Salari diversi tra uomo e donna, se citato in giudizio spetterà al datore di lavoro dimostrare che non ha violato la parità retributiva. È una delle novità stabilite dalla direttiva 2023/970 pubblicata sulla Gazzetta Ufficiale dell’Unione Europea del 17 maggio (serie L 132), volta a rafforzare la trasparenza e le regole che colmano il divario salariale tra uomini e donne.
Tale direttiva europea, che gli stati membri devono recepire entro il 7 giugno 2026, segna una svolta anche sotto altri punti di vista. Vediamoli.
Disparità salariale: le novità della direttiva europea
La direttiva, rivolta ai datori di lavoro del settore pubblico e privato di tutta l’Unione Europea, sancisce l’obbligo di intervento delle aziende quando il divario retributivo supera il 5%. Non solo: il testo apre le porte al risarcimento delle vittime di discriminazione retributiva e cerca di garantire effettività con la previsione di un sistema sanzionatorio effettivamente dissuasivo per i datori di lavoro.

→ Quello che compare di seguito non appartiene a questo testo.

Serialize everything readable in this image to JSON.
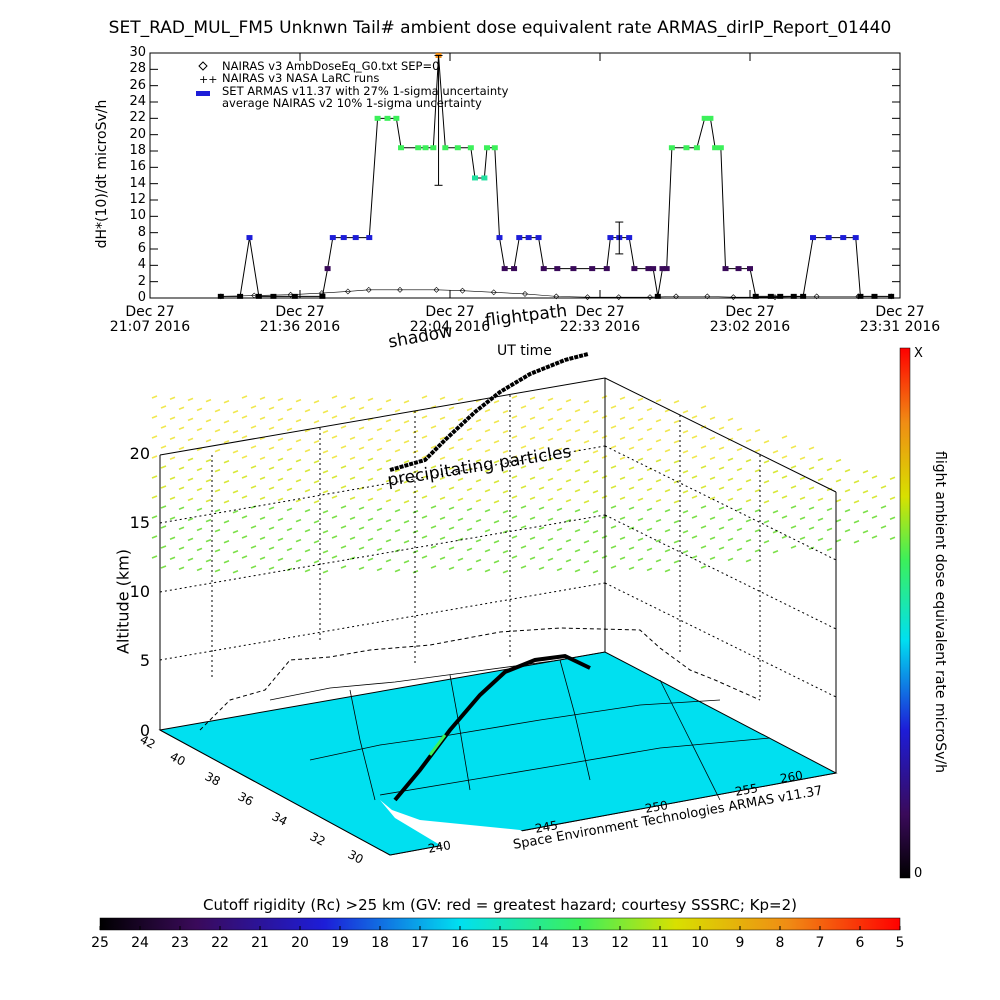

Inoltre, il principio della trasparenza retributiva va applicato non solo nel corso dello svolgimento dell’attività lavorativa ma anche – e qui sta la novità – prima dell’assunzione, prevedendone l’applicazione anche per i candidati a un impiego. In pratica, la retribuzione va indicata già nell’annuncio di lavoro o, al massimo, durante il primo colloquio.
I datori di lavoro dovranno anche indicare i criteri utilizzati per determinare la retribuzione, i livelli retributivi e la progressione economica (sono esonerati da quest’ultimo obbligo i datori che hanno alle loro dipendenze meno di 50 dipendenti).
Infine, le aziende con più di 250 dipendenti saranno tenute a presentare, ogni anno, una relazione sul divario retributivo di genere, mentre le aziende più piccole dovranno adempiere ogni 3 anni.